New England Lime Co. v. Commissioner

13 T.C. 799 | Tax Ct. | 1949

Lead Opinion

OPINION.

MuRdock, Judge'.

A number of factors must be taken into consideration in determining whether a certain security is stock or evidence of indebtedness. John Kelley Co., 1 T. C. 457, 462; affd., 326 U. S. 521. Here many of them are favorable to the petitioner’s contention. The debentures of the petitioner were always called and recorded as debenture bonds requiring the payment of interest. They were issued in both registered and coupon form. They are unquali-fiedly due and payable 25 years from their date. A part of the interest is absolutely fixed, while the remainder is payable unqualifiedly if earned, but is not cumulative. Cf. Kelley Co. v. Commissioner, 326 U. S. 521, affirming 1 T. C. 457. The payment of the interest is not dependent upon the discretion of anyone. The right of the debenture holders to the interest is on a parity with the rights of other creditors and not subordinate thereto. Although a part of the interest is dependent upon earnings, still that arrangement was not merely a scheme to distribute earnings to stockholders. The holders of the debentures, as such, had no voice in management. The stockholders did not hold the debentures in a uniform proportion to their stock. The stock and bonds were widely distributed. The change from stock to debentures had business purposes other than the saving of taxes. General creditors do not take precedence over the bondholders and, if the corporation ever decides to mortgage any of its properties, it must set aside an equal amount in value of its property to secure these debentures.
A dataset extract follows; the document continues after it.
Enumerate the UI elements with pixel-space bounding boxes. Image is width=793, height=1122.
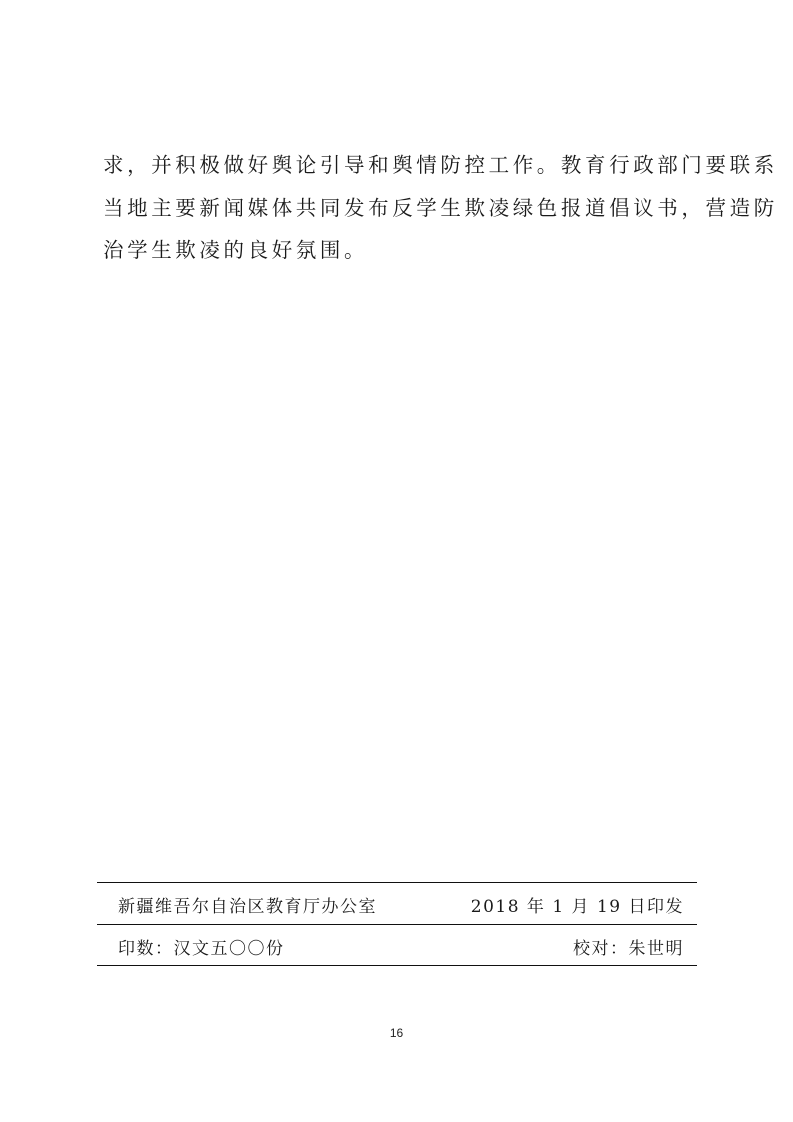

Unfavorable to the petitioner is the fact that preferred stock was exchanged for the debentures without the lending of any money at that time. Cf. 1432 Broadway Corporation, 4 T. C. 1158; affd., 160 Fed. (2d) 885. However, the preferred stock had been received originally in exchange for debts owed the recipients by the old corporation before the reorganization under section 77-B.
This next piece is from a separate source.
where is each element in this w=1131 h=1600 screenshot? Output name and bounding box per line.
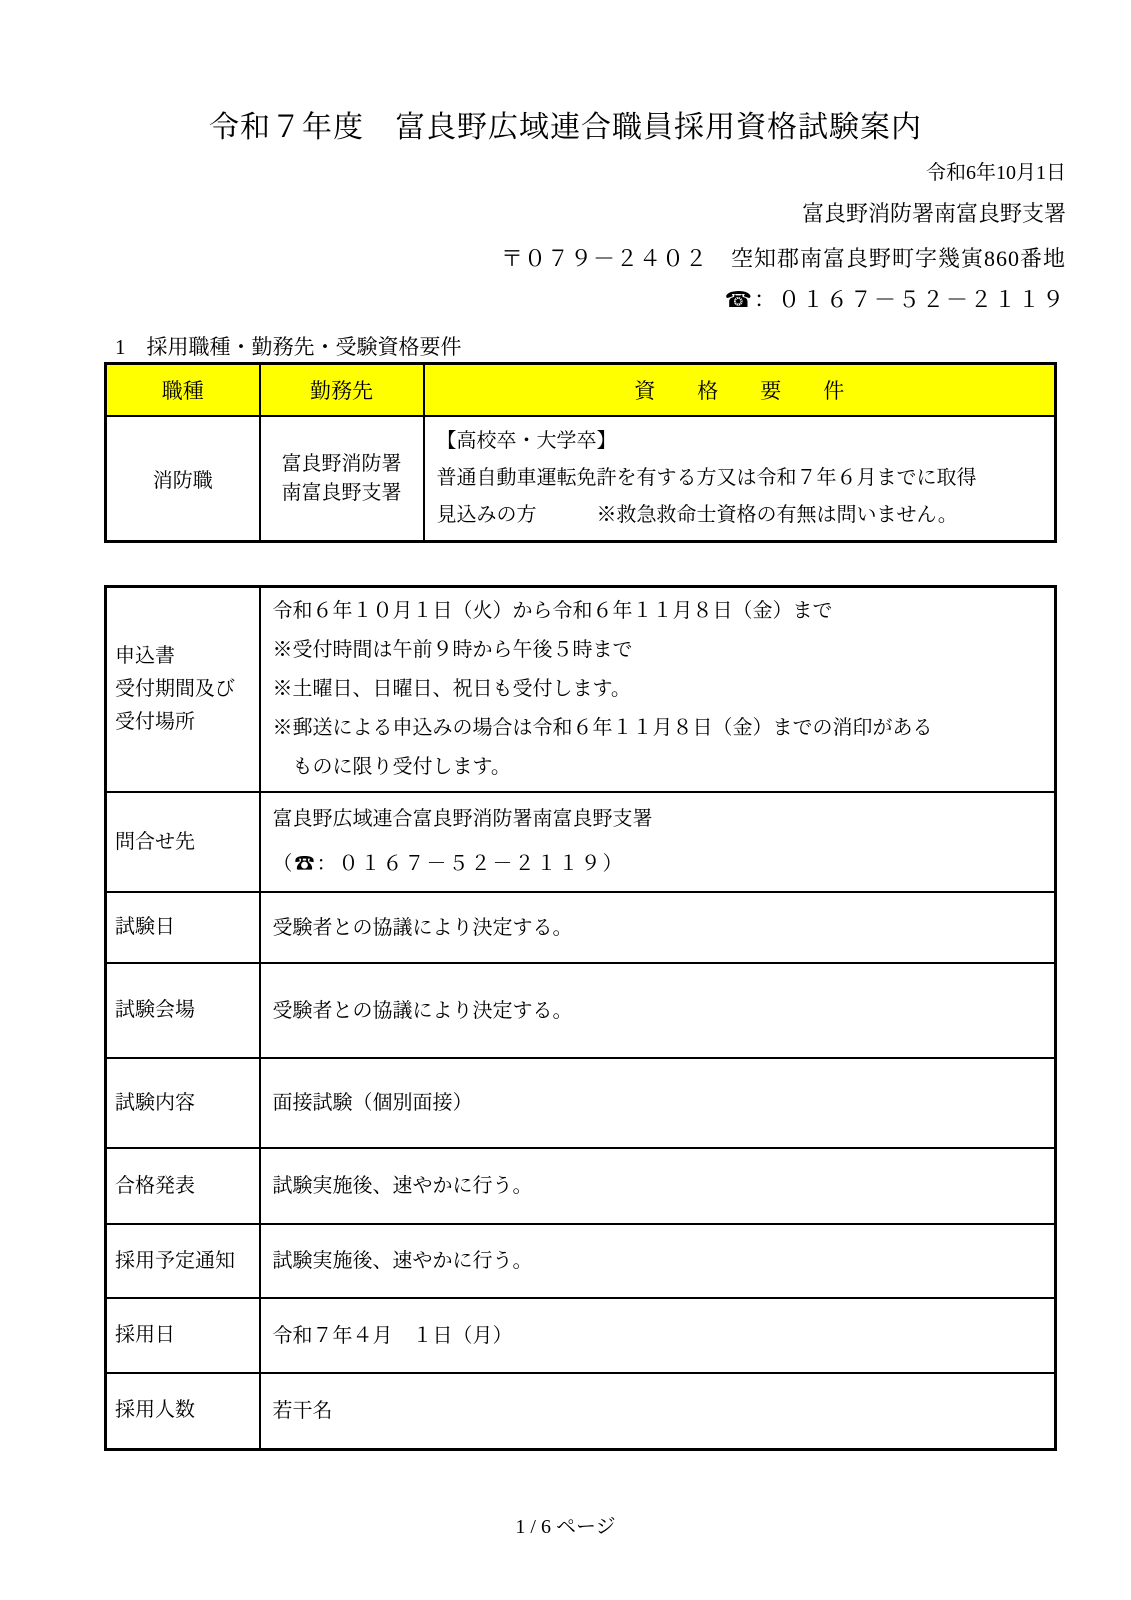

The principal argument of the respondent is that there was no capital invested in stock of the petitioner and the debt structure was excessive, so that the “debentures” in fact represented equity capital at the risk of the business. He claims this is one of the “extreme situations” referred to in John Kelley Co., supra, and in Swoby Corporation., 9 T. C. 887. Cf. Mullin Building Corporation, 9 T. C. 350; affd., 167 Fed. (2d) 1001. It is true that the balance sheets for November and December, 1941, listed the common stock without any stated value. However, 774 shares of preferred stock remained outstanding, and the balance sheet showed net assets of slightly more than $57,000, a part of which would have to be attributed to the common stock after allocating a proper amount to the outstanding preferred stock. The petitioner made no effort to show what the true value of its assets was at any time material hereto, but it did prove sales of its common stock in the latter part of 1941 and during 1942 at prices ranging from 50 cents a share to $2 a share. These sales, although of small quantities, appear to have been arm’s length transactions and indicate that the outstanding common stock actually had substantial value. The substantial value in the outstanding stock, the wide and disproportionate distribution of the stock and bonds, the shift of the voting power to the common stock, and other factors mentioned above, serve to distinguish this case from those relied upon by the respondent. The respondent also claims that the change from preferred stock to debentures was made solely as a tax avoidance scheme, but the evidence does not support this contention. It shows, on the contrary, that there were other real reasons for the change, including the desire to give the officers and others voting rights on their common shares. The parties recognized that the shift would help the petitioner taxwise, but that is not sufficient reason for denying the deductions claimed. The respondent raises no question about the correctness of the amounts claimed as deductions in these two years.

The case appears to be fully as strong for the taxpayer as was the Kelley case, supra, when all of the factors involved have been weighed. The amounts in question are deductible as interest. Cf. Toledo Blade Co., 11 T. C. 1079.

Reviewed by the Court.

Decision will be entered under Rule 50.